Of course England were very pragmatic in 2003, but South Africa won the finals in 1995 and 2007 also playing that way. Even for New Zealand in 2011 it came down to a penalty.
You don't have to play a wide expansive game to win a final.
Ireland's game became less accurate when Ian Madigan replaced Johnny Sexton but very few teams can replace a world-class player with a world-class player. I'm sure Joe Schmidt will be emphasising to Madigan how important that area of his game is.
...but Wales favourites for Cardiff crunch
Wales will play it down and say they are not favourites to beat Ireland in the next round. That is what the modern PR machine demands.
But with their big-match, big-name players fit and home advantage, they should be relishing the meeting in two weeks' time.
A good team does not become a bad team overnight, and what I think was holding back Wales was a lack of confidence.
Their away win over France, when they were underdogs in many eyes, may kickstart their campaign and get them playing as they can.
If we talk in terms of players of the highest quality - those who can win a series as part of the British and Irish Lions - then Wales have more players in that echelon than Ireland.
If all those players play as well as they can, Wales should really have the edge, especially at the Millennium Stadium.
England left with lessons to learn
Coach Stuart Lancaster has to ask his side to make their defeat in Dublin a similarly strengthening experience.
The big lesson is the penalty count. England conceded 10 penalties to Ireland's eight with 10 different players falling foul of referee Craig Joubert.
Sometimes it is the streetwise thing to do to give away a penalty to deny the other side quick ball and a possible try.
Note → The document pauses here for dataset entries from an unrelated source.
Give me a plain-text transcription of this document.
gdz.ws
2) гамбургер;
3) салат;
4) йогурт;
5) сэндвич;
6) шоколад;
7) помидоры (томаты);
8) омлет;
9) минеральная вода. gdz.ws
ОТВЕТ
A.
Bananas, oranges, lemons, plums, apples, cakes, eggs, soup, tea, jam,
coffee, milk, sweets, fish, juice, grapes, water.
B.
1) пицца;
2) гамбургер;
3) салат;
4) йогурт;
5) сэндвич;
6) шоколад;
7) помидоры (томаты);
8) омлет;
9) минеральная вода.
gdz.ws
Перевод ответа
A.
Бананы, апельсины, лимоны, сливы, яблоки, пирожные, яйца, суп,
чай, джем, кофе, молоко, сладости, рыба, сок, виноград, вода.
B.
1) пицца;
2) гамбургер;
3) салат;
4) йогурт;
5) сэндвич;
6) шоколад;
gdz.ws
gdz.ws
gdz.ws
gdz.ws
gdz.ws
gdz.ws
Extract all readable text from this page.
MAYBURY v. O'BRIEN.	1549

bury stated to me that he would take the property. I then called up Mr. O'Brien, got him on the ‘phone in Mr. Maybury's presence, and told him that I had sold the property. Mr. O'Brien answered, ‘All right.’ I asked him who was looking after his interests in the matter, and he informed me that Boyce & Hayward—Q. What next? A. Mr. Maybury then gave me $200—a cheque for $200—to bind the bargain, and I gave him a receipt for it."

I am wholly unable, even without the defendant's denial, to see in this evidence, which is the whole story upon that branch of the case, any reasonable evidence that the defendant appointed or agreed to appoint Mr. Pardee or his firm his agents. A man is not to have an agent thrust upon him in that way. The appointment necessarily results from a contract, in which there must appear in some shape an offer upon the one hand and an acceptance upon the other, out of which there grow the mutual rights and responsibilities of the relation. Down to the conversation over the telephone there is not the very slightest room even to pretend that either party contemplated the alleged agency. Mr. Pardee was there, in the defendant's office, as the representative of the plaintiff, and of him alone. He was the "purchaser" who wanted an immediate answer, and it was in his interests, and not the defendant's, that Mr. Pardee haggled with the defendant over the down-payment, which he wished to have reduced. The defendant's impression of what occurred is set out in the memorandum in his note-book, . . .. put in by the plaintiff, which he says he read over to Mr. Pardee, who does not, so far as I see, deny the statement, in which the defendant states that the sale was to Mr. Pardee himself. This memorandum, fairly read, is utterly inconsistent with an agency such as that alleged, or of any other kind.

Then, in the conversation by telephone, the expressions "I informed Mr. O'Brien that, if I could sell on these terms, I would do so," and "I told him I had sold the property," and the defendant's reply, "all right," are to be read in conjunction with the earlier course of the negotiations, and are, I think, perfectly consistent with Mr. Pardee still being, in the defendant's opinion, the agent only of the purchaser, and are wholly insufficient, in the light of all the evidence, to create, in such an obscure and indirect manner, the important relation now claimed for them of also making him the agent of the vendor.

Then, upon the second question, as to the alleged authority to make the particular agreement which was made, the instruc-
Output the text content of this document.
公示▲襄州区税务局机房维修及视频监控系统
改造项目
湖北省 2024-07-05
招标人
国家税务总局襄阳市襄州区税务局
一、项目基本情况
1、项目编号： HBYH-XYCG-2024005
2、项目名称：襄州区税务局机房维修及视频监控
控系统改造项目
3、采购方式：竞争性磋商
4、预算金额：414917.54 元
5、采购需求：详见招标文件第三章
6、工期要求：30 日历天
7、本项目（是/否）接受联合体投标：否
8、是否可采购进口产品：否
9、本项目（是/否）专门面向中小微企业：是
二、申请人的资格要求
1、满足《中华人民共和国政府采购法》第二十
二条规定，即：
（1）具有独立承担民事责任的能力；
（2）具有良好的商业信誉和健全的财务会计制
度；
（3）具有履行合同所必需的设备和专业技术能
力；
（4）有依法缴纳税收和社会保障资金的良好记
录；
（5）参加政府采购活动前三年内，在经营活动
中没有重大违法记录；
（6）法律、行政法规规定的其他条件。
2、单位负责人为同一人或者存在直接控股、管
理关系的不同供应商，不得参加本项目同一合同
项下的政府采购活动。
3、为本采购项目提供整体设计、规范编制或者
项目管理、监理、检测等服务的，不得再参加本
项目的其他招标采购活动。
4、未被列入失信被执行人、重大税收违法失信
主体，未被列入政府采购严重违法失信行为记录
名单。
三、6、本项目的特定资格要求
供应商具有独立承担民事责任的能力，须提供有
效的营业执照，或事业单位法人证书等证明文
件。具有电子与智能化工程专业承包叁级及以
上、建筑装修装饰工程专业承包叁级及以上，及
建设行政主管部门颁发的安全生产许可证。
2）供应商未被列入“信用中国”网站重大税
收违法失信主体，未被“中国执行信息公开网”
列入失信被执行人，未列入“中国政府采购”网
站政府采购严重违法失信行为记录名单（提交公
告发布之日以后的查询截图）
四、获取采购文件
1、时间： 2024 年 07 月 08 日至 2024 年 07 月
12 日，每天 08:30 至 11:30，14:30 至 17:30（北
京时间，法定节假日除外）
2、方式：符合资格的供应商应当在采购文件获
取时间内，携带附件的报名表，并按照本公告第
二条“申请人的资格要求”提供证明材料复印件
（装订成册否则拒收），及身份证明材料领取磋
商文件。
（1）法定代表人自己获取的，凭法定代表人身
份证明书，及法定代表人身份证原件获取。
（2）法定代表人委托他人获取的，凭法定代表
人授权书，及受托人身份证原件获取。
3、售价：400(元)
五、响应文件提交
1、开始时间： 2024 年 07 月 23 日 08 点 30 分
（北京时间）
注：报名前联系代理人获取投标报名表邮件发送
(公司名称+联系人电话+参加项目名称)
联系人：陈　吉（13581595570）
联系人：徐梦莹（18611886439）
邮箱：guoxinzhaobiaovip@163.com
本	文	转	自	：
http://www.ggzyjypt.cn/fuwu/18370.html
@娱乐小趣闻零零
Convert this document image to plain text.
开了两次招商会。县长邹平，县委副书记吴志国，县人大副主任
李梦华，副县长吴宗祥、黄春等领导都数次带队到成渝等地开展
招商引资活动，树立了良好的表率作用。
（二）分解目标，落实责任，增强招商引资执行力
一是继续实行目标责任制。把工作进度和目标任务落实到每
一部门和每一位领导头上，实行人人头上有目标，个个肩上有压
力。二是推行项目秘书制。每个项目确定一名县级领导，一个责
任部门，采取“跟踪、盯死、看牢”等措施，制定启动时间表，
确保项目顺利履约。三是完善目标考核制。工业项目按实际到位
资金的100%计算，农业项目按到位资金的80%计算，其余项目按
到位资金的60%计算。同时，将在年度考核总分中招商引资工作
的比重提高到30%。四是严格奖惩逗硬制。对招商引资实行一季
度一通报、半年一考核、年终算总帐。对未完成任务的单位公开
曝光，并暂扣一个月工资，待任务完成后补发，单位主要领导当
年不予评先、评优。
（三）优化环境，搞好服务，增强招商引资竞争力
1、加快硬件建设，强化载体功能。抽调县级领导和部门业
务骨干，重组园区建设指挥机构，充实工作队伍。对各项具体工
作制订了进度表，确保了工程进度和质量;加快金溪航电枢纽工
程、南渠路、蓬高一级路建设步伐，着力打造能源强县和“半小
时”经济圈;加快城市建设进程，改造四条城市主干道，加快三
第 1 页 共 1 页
But when those penalties add up to cost you the game, you have to re-evaluate and ask whether it was worth giving them away. How does the risk balance with the reward.
I don't think this loss should be an argument to bring back more experience though. These England players have their places on merit.
Fly-half George Ford and centre Jonathan Joseph are both good inclusions and I don't think any individual England player was shown up in Dublin.
Crossed wires cost Scotland
When you stop trying to take positives from negatives and start dealing with reality, Scotland's defeat by Italy shows that they have gone backwards from last season under Scott Johnson.
Coach Vern Cotter said after the match that he was "not getting the message across" to his team. That is very telling about what is going on inside the Scotland team.
While a lot of the post-mortem focused on fly-half Peter Horne's failure to find touch from a penalty late in the match when his side led, Scotland's defeat was a more general story of missed opportunities and basic errors.
Cotter has to keep drumming his principles into his players - to play the more expansive game that suits their exciting runners, without pushing their luck too far.
They have to keep remembering the quality of their performance away to France, the opportunities they created against Wales and where they could be in the tournament.
In all three games they are left with what-ifs, wondering about little things they could have changed and possibly won.
It will be tough for them now with a trip to play England at Twickenham before they face Ireland, potentially with a Grand Slam to play for, at home on the final day.